There was no doubt in her mind that she would be allergic to cowboys like Caleb Granger, too, and that suited her just fine.

Donna was still gazing out the window when she heard a chuckle behind her. Two chuckles.

She looked over her shoulder, to where her cousin and sister stood near the living room entrance. Tammy’s dark hair spilled over her shoulders, covering the spaghetti straps of her stylish flowered summer top—one result of a complete makeover for the former tomboy, who could still rope and wrangle with the best of the ranch hands. Jenna, who was the same shade of blond as Donna—although her sister’s hair was longer and wavier—was just as pretty in a light blue blouse that brought out the color of her eyes, plus skinny jeans and fashionable yet practical boots.

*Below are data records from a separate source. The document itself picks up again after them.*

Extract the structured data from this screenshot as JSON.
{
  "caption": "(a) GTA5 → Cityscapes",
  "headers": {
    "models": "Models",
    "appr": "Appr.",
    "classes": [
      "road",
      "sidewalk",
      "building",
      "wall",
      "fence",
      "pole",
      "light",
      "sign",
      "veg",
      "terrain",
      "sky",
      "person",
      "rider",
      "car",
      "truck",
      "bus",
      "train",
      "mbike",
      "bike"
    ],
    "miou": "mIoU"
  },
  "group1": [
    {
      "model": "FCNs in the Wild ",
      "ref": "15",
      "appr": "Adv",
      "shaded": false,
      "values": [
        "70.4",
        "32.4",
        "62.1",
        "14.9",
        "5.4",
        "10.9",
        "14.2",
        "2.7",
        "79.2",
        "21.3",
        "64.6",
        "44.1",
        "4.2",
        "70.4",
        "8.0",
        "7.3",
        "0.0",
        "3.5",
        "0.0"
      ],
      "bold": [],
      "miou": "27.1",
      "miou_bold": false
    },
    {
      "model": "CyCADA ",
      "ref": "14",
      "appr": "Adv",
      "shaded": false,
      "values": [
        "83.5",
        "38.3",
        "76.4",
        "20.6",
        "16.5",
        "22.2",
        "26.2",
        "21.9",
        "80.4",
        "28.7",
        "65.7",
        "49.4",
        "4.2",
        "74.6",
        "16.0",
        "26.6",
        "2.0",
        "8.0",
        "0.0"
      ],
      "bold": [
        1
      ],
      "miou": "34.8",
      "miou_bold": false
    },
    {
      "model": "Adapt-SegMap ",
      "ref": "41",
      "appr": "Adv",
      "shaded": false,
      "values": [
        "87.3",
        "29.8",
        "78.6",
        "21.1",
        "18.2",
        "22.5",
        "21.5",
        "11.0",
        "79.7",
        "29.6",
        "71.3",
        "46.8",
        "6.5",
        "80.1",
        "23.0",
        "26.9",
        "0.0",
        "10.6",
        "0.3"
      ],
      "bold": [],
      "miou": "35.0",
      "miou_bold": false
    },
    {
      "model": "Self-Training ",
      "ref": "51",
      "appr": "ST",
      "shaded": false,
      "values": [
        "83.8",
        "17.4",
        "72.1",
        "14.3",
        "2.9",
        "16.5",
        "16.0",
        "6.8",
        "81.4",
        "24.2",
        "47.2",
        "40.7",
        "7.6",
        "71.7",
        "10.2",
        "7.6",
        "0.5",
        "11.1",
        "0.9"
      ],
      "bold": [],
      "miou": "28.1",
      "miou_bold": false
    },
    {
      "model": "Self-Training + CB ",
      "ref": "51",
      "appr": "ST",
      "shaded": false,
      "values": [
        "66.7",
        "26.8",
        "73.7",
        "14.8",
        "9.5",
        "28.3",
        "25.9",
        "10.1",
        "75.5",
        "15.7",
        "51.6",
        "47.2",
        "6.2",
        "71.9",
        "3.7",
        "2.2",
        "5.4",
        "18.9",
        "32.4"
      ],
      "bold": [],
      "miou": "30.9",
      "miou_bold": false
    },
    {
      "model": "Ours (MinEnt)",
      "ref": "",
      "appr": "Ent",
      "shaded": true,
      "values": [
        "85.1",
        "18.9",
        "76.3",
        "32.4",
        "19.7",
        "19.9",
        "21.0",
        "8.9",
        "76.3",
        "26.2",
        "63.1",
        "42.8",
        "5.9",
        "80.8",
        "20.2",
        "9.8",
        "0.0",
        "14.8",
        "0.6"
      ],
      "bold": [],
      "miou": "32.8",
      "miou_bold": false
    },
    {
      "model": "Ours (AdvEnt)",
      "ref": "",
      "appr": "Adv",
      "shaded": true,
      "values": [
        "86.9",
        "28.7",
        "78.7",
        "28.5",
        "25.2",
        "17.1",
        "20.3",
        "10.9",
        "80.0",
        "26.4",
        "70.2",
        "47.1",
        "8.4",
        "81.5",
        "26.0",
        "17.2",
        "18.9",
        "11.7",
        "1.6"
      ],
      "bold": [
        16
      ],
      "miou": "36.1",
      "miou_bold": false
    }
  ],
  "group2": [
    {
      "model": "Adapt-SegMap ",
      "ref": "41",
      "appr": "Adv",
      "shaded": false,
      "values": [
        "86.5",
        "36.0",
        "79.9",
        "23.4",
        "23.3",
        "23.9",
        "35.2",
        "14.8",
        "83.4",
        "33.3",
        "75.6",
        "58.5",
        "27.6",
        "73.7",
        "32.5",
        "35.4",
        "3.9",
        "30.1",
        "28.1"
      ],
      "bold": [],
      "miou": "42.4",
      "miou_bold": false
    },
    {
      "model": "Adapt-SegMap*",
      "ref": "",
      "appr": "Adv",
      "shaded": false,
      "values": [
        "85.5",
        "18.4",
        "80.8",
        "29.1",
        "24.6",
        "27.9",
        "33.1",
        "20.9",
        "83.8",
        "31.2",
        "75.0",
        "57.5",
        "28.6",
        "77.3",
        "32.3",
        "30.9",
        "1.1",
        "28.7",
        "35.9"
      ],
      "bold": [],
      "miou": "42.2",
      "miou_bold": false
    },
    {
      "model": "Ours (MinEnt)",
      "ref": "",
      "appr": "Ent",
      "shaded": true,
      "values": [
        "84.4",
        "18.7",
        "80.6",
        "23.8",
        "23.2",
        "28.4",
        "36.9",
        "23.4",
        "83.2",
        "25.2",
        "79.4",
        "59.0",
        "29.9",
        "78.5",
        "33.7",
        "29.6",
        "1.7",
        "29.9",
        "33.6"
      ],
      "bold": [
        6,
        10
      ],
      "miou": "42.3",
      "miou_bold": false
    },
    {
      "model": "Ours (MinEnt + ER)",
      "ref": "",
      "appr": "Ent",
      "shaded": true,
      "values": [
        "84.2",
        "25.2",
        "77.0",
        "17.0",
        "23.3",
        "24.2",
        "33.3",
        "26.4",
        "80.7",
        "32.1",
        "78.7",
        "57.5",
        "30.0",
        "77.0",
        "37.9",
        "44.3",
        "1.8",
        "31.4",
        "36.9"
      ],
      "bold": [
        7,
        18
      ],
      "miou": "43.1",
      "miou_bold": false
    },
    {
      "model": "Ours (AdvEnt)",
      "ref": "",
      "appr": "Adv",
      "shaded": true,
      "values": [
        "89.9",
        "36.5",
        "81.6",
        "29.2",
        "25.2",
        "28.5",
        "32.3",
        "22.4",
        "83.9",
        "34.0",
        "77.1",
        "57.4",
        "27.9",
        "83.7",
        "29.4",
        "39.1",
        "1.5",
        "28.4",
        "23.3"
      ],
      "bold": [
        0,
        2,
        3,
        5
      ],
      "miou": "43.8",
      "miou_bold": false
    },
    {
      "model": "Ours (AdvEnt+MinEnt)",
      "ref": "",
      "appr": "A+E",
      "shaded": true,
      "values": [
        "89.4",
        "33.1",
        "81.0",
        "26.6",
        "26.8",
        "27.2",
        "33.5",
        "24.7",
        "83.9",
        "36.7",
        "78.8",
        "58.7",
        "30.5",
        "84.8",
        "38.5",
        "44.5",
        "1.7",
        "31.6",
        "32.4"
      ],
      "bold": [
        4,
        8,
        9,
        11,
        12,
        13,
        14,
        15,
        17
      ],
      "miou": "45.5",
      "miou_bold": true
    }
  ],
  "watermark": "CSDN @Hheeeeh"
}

“What’s so funny?” Donna asked.

“You.” Jenna leaned against the wall. “We saw you giving him the eye.”

Tammy bit down on another laugh.

“Him?” Donna pointed toward the window. “That ranch worker?”

“His name’s Caleb Granger,” Jenna said.

“Don’t I know it.” Donna shook her head and walked away from the window, as if to show that she hadn’t been interested for even a hot moment. “He made it a major point to introduce himself.”

“I think he has a thing for you, Donna.” Jenna again.

“He does not.”

Tammy spoke up. “The first time he laid eyes on you, he was smitten. And I know the meaning of smitten, since I felt the same way when I met Mike.”